A l'époque au cours de laquelle Freud constituait la psychanalyse, l'hystérie dominait, contestant le savoir incomplet que le maître prétendait détenir sur le sujet. de décennie en décennie, le discours du maître qui était déjà passablement affaibli depuis quelques siècles a continué de progressivement s'effacer au profit du discours capitaliste – non pas discours du capitaliste mais discours à structure rendant possible le capitalisme, soit l'instrumentalisation du langage, de soi et de l'autre à fin de nourrir le fantasme de la toute-puissance du sujet. Alors que dans les autres discours (de l'hystérique, du maître), le sujet est toujours un effet du signifiant (le Réel presse à se faire dire, qu'il le puisse ou non : c'est l'inconscient), dans le discours capitaliste, le sujet croit pouvoir produire le signifiant (le Réel est nié en tant que tel et l'impossibilité devient une erreur à combattre à renfort de progressisme et d'abstractions). Déniant ainsi la structure fondamentalement divisée du sujet, le discours capitaliste instaure la domination d'une autre forme du discours incorporé qui se traduit par des symptômes que Charles Melman se propose de décrire dans ce livre d'entretiens avec Jean-Pierre Lebrun.

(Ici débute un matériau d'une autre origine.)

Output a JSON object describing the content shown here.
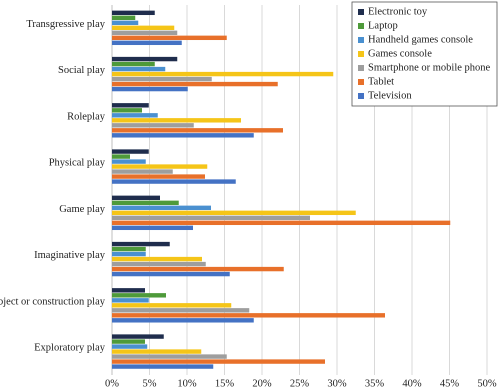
{
  "chart_data": {
    "type": "hbar",
    "categories": [
      "Transgressive play",
      "Social play",
      "Roleplay",
      "Physical play",
      "Game play",
      "Imaginative play",
      "Object or construction play",
      "Exploratory play"
    ],
    "series": [
      {
        "name": "Electronic toy",
        "color": "#1f2d4d",
        "values": [
          5.7,
          8.7,
          4.9,
          4.9,
          6.4,
          7.7,
          4.4,
          6.9
        ]
      },
      {
        "name": "Laptop",
        "color": "#4e9a3a",
        "values": [
          3.1,
          5.7,
          4.0,
          2.4,
          8.9,
          4.5,
          7.2,
          4.4
        ]
      },
      {
        "name": "Handheld games console",
        "color": "#4a90d0",
        "values": [
          3.5,
          7.1,
          6.1,
          4.5,
          13.2,
          4.5,
          4.9,
          4.7
        ]
      },
      {
        "name": "Games console",
        "color": "#f5c518",
        "values": [
          8.3,
          29.5,
          17.2,
          12.7,
          32.5,
          12.0,
          15.9,
          11.9
        ]
      },
      {
        "name": "Smartphone or mobile phone",
        "color": "#9e9e9e",
        "values": [
          8.7,
          13.3,
          10.9,
          8.1,
          26.4,
          12.5,
          18.3,
          15.3
        ]
      },
      {
        "name": "Tablet",
        "color": "#e8702a",
        "values": [
          15.3,
          22.1,
          22.8,
          12.4,
          45.1,
          22.9,
          36.4,
          28.4
        ]
      },
      {
        "name": "Television",
        "color": "#4472c4",
        "values": [
          9.3,
          10.1,
          18.9,
          16.5,
          10.8,
          15.7,
          18.9,
          13.5
        ]
      }
    ],
    "xlim": [
      0,
      50
    ],
    "xticks": [
      {
        "value": 0,
        "label": "0%"
      },
      {
        "value": 5,
        "label": "5%"
      },
      {
        "value": 10,
        "label": "10%"
      },
      {
        "value": 15,
        "label": "15%"
      },
      {
        "value": 20,
        "label": "20%"
      },
      {
        "value": 25,
        "label": "25%"
      },
      {
        "value": 30,
        "label": "30%"
      },
      {
        "value": 35,
        "label": "35%"
      },
      {
        "value": 40,
        "label": "40%"
      },
      {
        "value": 45,
        "label": "45%"
      },
      {
        "value": 50,
        "label": "50%"
      }
    ],
    "grid": true,
    "legend": "top-right"
  }
}
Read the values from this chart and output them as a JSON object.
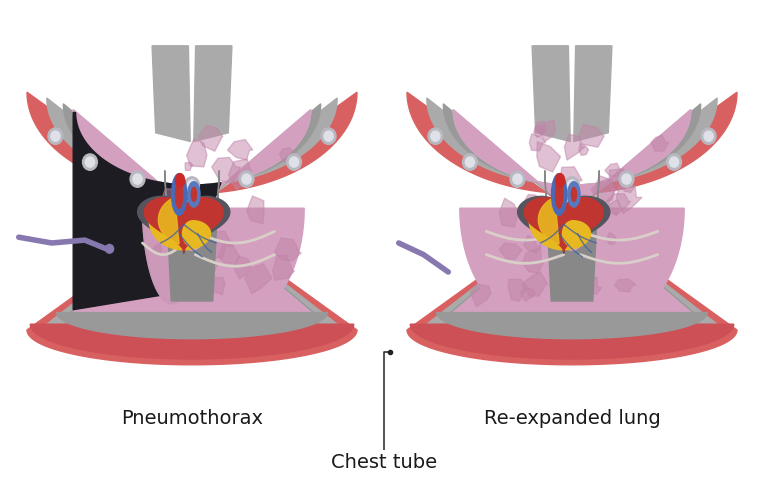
{
  "bg_color": "#ffffff",
  "label_pneumothorax": "Pneumothorax",
  "label_reexpanded": "Re-expanded lung",
  "label_chesttube": "Chest tube",
  "label_fontsize": 14,
  "chest_tube_label_fontsize": 14,
  "text_color": "#1a1a1a",
  "colors": {
    "skin_red": "#d96060",
    "skin_red2": "#cc5555",
    "gray_outer": "#aaaaaa",
    "gray_mid": "#888888",
    "gray_inner": "#999999",
    "gray_light": "#c8c8cc",
    "gray_inner_wall": "#b0b0b5",
    "pericardium_dark": "#555560",
    "lung_pink": "#d4a0c0",
    "lung_pink_dark": "#c090b0",
    "lung_texture": "#c085a8",
    "pneumothorax_black": "#1c1c22",
    "diaphragm_red": "#cc5055",
    "diaphragm_light": "#e07070",
    "heart_main": "#c03530",
    "heart_dark": "#a02828",
    "heart_light": "#d04540",
    "aorta_top_red": "#cc2828",
    "aorta_blue": "#4a6ab5",
    "aorta_blue2": "#3a5aa5",
    "pulm_blue": "#5878c0",
    "heart_yellow": "#e8b820",
    "heart_orange": "#d09010",
    "coronary_blue": "#4060a0",
    "nerve_color": "#d8d0c8",
    "rib_btn_gray": "#b8b8c0",
    "rib_btn_white": "#e0e0e8",
    "chest_tube_color": "#8878b0",
    "spine_top": "#aaaaaa",
    "mediastinum": "#909098"
  }
}
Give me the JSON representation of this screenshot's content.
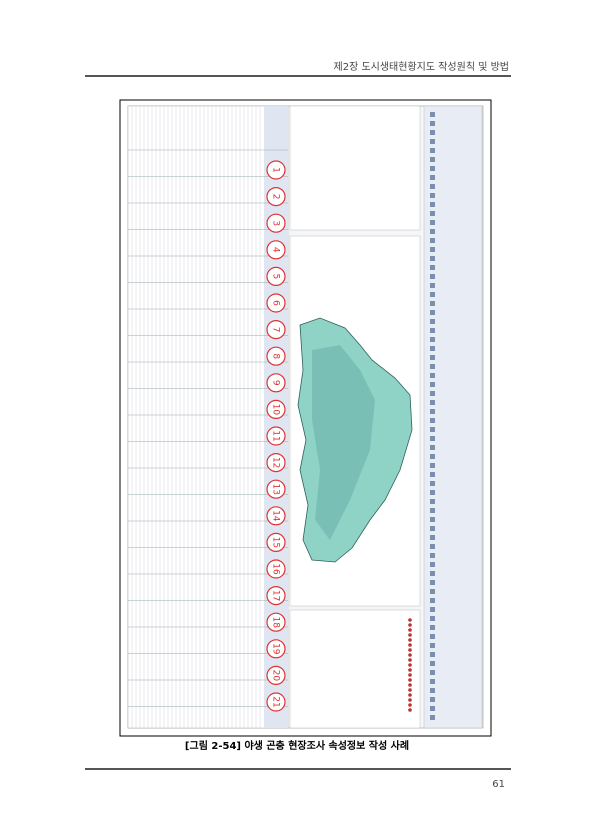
{
  "header": {
    "title": "제2장 도시생태현황지도 작성원칙 및 방법"
  },
  "figure": {
    "caption": "[그림 2-54] 야생 곤충 현장조사 속성정보 작성 사례",
    "markers": [
      "1",
      "2",
      "3",
      "4",
      "5",
      "6",
      "7",
      "8",
      "9",
      "10",
      "11",
      "12",
      "13",
      "14",
      "15",
      "16",
      "17",
      "18",
      "19",
      "20",
      "21"
    ]
  },
  "page_number": "61"
}
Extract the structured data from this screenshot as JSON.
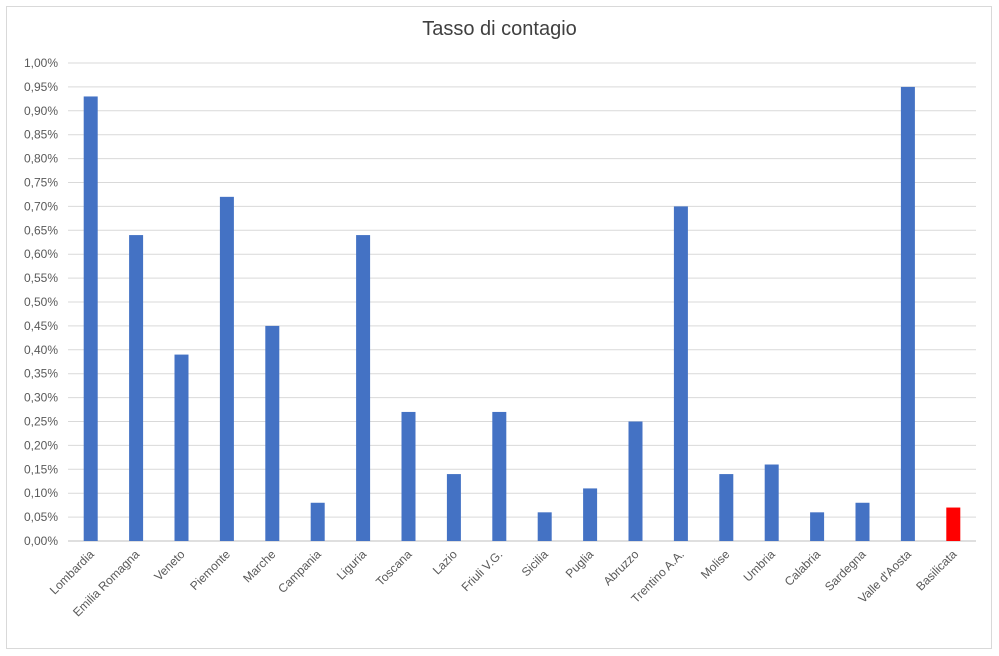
{
  "chart_data": {
    "type": "bar",
    "title": "Tasso di contagio",
    "xlabel": "",
    "ylabel": "",
    "ylim": [
      0,
      1.0
    ],
    "y_tick_step": 0.05,
    "y_tick_format": "percent_comma_2dp",
    "grid": true,
    "legend": "none",
    "categories": [
      "Lombardia",
      "Emilia Romagna",
      "Veneto",
      "Piemonte",
      "Marche",
      "Campania",
      "Liguria",
      "Toscana",
      "Lazio",
      "Friuli V.G.",
      "Sicilia",
      "Puglia",
      "Abruzzo",
      "Trentino A.A.",
      "Molise",
      "Umbria",
      "Calabria",
      "Sardegna",
      "Valle d'Aosta",
      "Basilicata"
    ],
    "values": [
      0.93,
      0.64,
      0.39,
      0.72,
      0.45,
      0.08,
      0.64,
      0.27,
      0.14,
      0.27,
      0.06,
      0.11,
      0.25,
      0.7,
      0.14,
      0.16,
      0.06,
      0.08,
      0.95,
      0.07
    ],
    "colors": {
      "default": "#4472c4",
      "highlight": "#ff0000",
      "highlight_category": "Basilicata",
      "grid": "#d9d9d9",
      "axis": "#bfbfbf"
    }
  }
}
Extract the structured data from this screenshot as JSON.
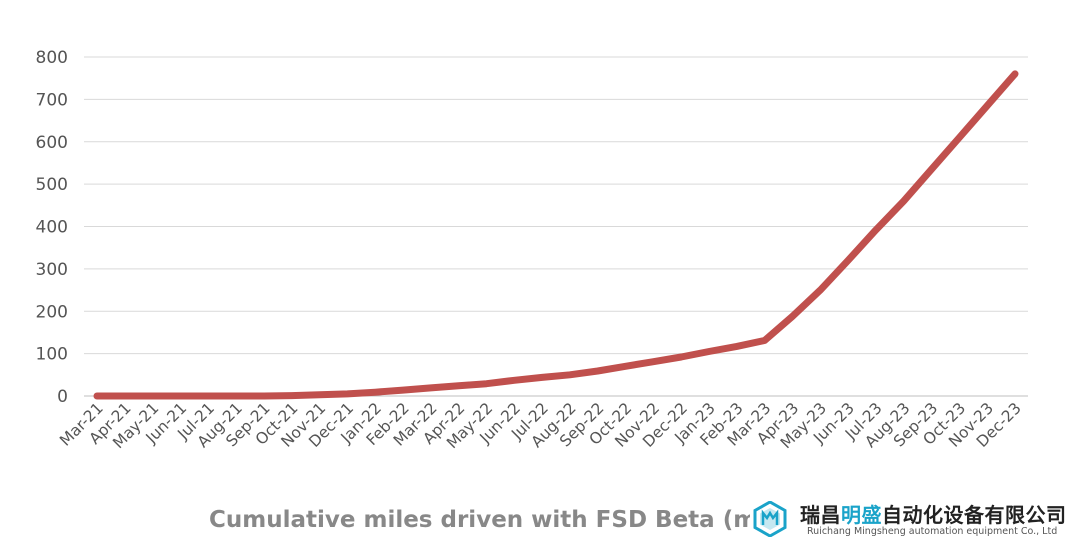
{
  "chart_data": {
    "type": "line",
    "xlabel": "Cumulative miles driven with FSD Beta (m",
    "ylabel": "",
    "ylim": [
      0,
      800
    ],
    "yticks": [
      "0",
      "100",
      "200",
      "300",
      "400",
      "500",
      "600",
      "700",
      "800"
    ],
    "grid": true,
    "categories": [
      "Mar-21",
      "Apr-21",
      "May-21",
      "Jun-21",
      "Jul-21",
      "Aug-21",
      "Sep-21",
      "Oct-21",
      "Nov-21",
      "Dec-21",
      "Jan-22",
      "Feb-22",
      "Mar-22",
      "Apr-22",
      "May-22",
      "Jun-22",
      "Jul-22",
      "Aug-22",
      "Sep-22",
      "Oct-22",
      "Nov-22",
      "Dec-22",
      "Jan-23",
      "Feb-23",
      "Mar-23",
      "Apr-23",
      "May-23",
      "Jun-23",
      "Jul-23",
      "Aug-23",
      "Sep-23",
      "Oct-23",
      "Nov-23",
      "Dec-23"
    ],
    "series": [
      {
        "color": "#c0504d",
        "values": [
          0,
          0,
          0,
          0,
          0,
          0,
          0,
          1,
          3,
          5,
          9,
          14,
          19,
          24,
          29,
          37,
          44,
          50,
          59,
          70,
          81,
          92,
          105,
          117,
          131,
          188,
          250,
          320,
          392,
          460,
          535,
          610,
          685,
          760
        ]
      }
    ]
  },
  "watermark": {
    "name_part1": "瑞昌",
    "name_highlight": "明盛",
    "name_part2": "自动化设备有限公司",
    "subtitle": "Ruichang Mingsheng automation equipment Co., Ltd",
    "colors": {
      "accent": "#1aa3c9",
      "text": "#222222"
    },
    "icon": "hexagon-logo"
  }
}
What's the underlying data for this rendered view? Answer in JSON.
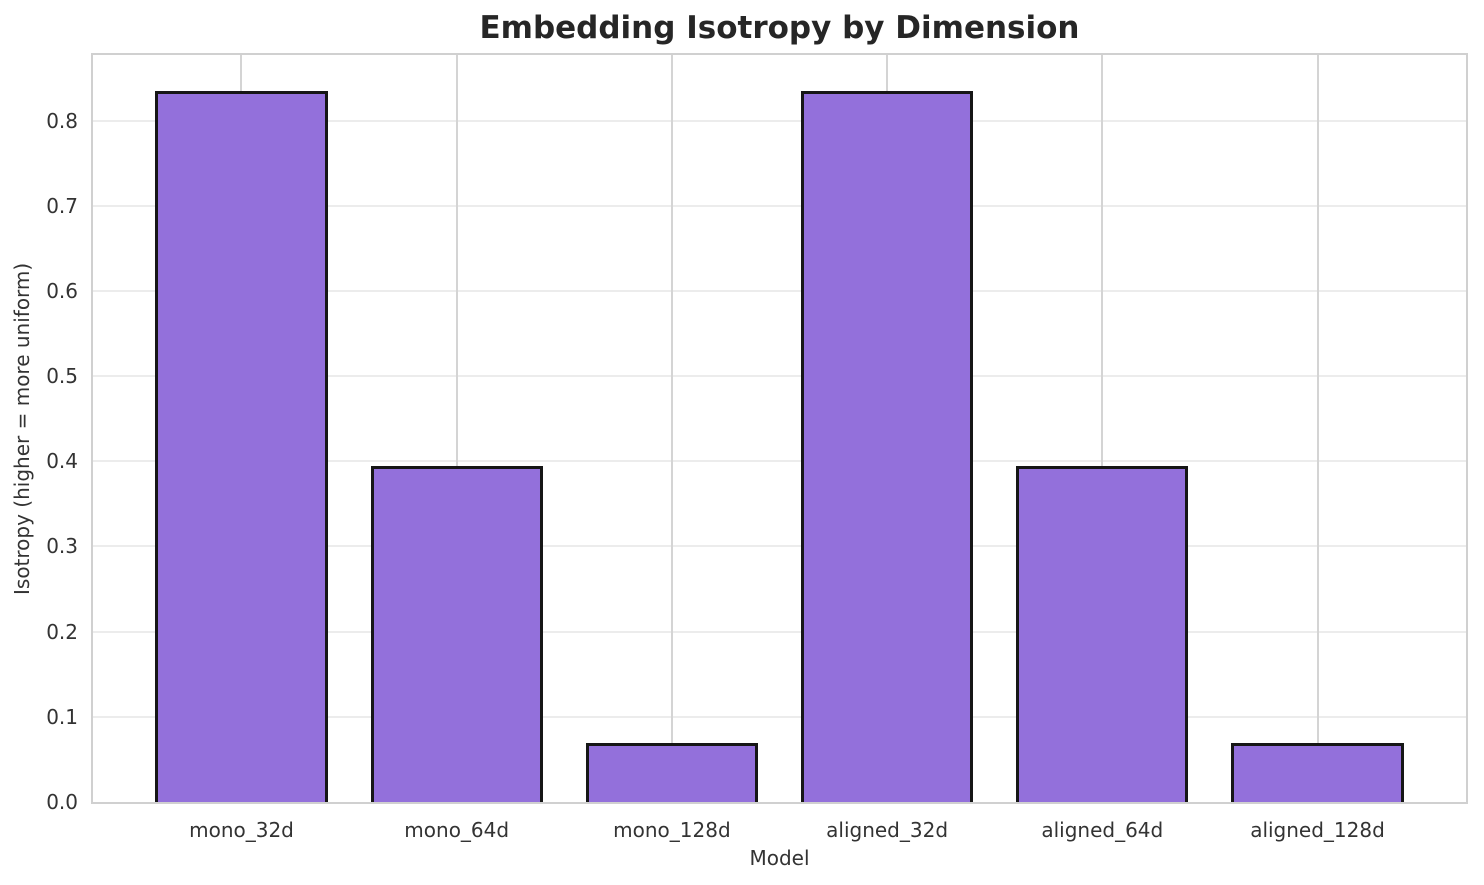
{
  "chart_data": {
    "type": "bar",
    "title": "Embedding Isotropy by Dimension",
    "xlabel": "Model",
    "ylabel": "Isotropy (higher = more uniform)",
    "categories": [
      "mono_32d",
      "mono_64d",
      "mono_128d",
      "aligned_32d",
      "aligned_64d",
      "aligned_128d"
    ],
    "values": [
      0.835,
      0.395,
      0.069,
      0.835,
      0.395,
      0.069
    ],
    "ylim": [
      0,
      0.877
    ],
    "yticks": [
      0.0,
      0.1,
      0.2,
      0.3,
      0.4,
      0.5,
      0.6,
      0.7,
      0.8
    ],
    "ytick_labels": [
      "0.0",
      "0.1",
      "0.2",
      "0.3",
      "0.4",
      "0.5",
      "0.6",
      "0.7",
      "0.8"
    ],
    "xlim": [
      -0.69,
      5.69
    ],
    "bar_width": 0.8,
    "grid": true,
    "legend_position": "none",
    "colors": {
      "bar_fill": "#9370db",
      "bar_edge": "#161616",
      "grid_horizontal": "#ececec",
      "grid_vertical": "#d4d4d4",
      "spine": "#d0d0d0",
      "title_text": "#262626",
      "label_text": "#333333"
    }
  }
}
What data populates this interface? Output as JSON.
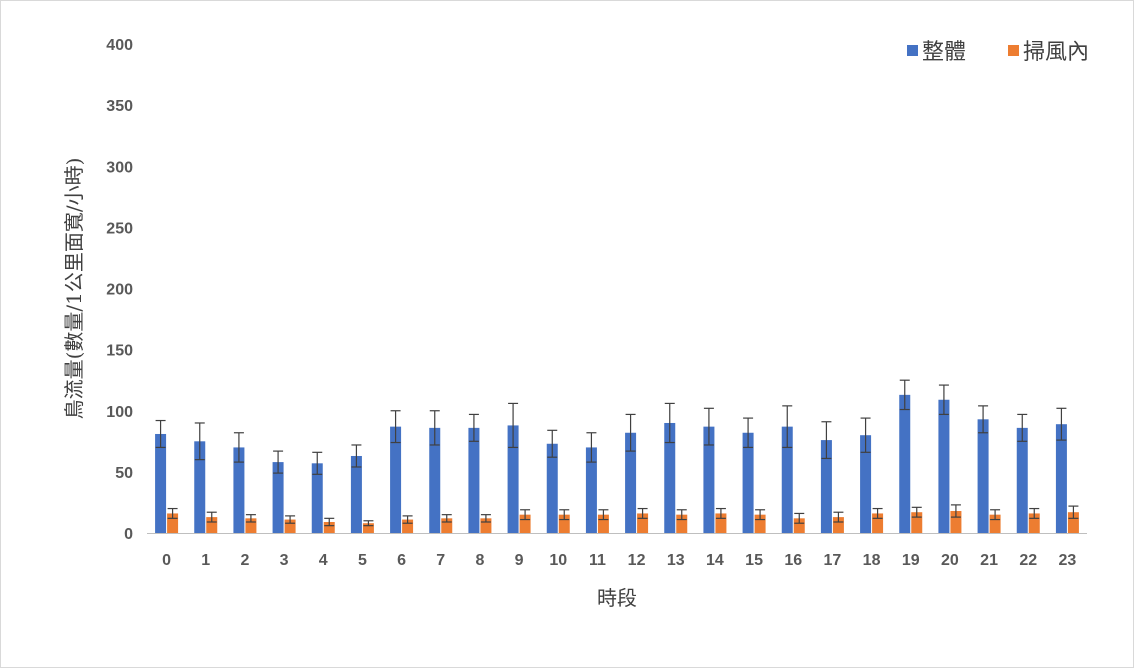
{
  "chart_data": {
    "type": "bar",
    "xlabel": "時段",
    "ylabel": "鳥流量(數量/1公里面寬/小時)",
    "ylim": [
      0,
      400
    ],
    "yticks": [
      "0",
      "50",
      "100",
      "150",
      "200",
      "250",
      "300",
      "350",
      "400"
    ],
    "categories": [
      "0",
      "1",
      "2",
      "3",
      "4",
      "5",
      "6",
      "7",
      "8",
      "9",
      "10",
      "11",
      "12",
      "13",
      "14",
      "15",
      "16",
      "17",
      "18",
      "19",
      "20",
      "21",
      "22",
      "23"
    ],
    "legend_position": "top-right",
    "grid": false,
    "series": [
      {
        "name": "整體",
        "color": "#4472C4",
        "values": [
          81,
          75,
          70,
          58,
          57,
          63,
          87,
          86,
          86,
          88,
          73,
          70,
          82,
          90,
          87,
          82,
          87,
          76,
          80,
          113,
          109,
          93,
          86,
          89
        ],
        "error": [
          11,
          15,
          12,
          9,
          9,
          9,
          13,
          14,
          11,
          18,
          11,
          12,
          15,
          16,
          15,
          12,
          17,
          15,
          14,
          12,
          12,
          11,
          11,
          13
        ]
      },
      {
        "name": "掃風內",
        "color": "#ED7D31",
        "values": [
          16,
          13,
          12,
          11,
          9,
          8,
          11,
          12,
          12,
          15,
          15,
          15,
          16,
          15,
          16,
          15,
          12,
          13,
          16,
          17,
          18,
          15,
          16,
          17
        ],
        "error": [
          4,
          4,
          3,
          3,
          3,
          2,
          3,
          3,
          3,
          4,
          4,
          4,
          4,
          4,
          4,
          4,
          4,
          4,
          4,
          4,
          5,
          4,
          4,
          5
        ]
      }
    ]
  }
}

« […] la façon dont on gère le malaise d'aujourd'hui conduit à accomplir le fantasme du névrosé, c'est-à-dire imaginer que la perversion serait la guérison de la névrose. »


L'autre devient un objet comme les autres, instrumentalisé à des fins de jouissance ; le sujet lui-même se considère comme un objet à améliorer et à customiser. La « santé mentale » relève désormais d'une « harmonie non plus avec l'Idéal mais avec un objet de satisfaction ». Alors même que la psychanalyse constitue le cadre dans lequel Charles Melman inscrit ses réflexions, et que celle-ci se décrit comme lien social ouvrant à la possibilité d'un savoir du sujet sur lui-même quant au signifiant (désir) qui le détermine, Melman se contente d'observer que le discours capitaliste qui empêche tout lien social et qui dénie au sujet sa consistance, a pris le pas sur les autres discours. Comme le discours de l'analyste avait permis selon Lacan « d'instaurer cette restitution de sa vérité à l'hystérique », il devrait permettre à tout sujet souffrant de la tyrannie qui résulte de l'illusion capitalistique de toute-puissance de se reconnaître comme sujet divisé devant apprendre à vivre avec son incomplétude fondamentale. Mais le discours capitaliste déniant l'inconscient et proposant la fuite en avant du remède matériel, lequel de ses possédés pourrait croire que la seule parole laissée à son libre cours dans le cadre de l'analyse le détacherait des automatismes signifiants du discours dominant ? Ainsi le progressif recouvrement du pseudo-discours de structure capitaliste dans tous les domaines de l'existence éloigne-t-il toujours plus la possibilité de comprendre que le discours de l'analyste constitue un heureux exorcisme. Puissent les représentants du discours capitaliste organiser tous les plans de sobriété et tous les colloques de bioéthique du monde, ceux-ci n'y changeront rien tant le déni de la castration perdurera.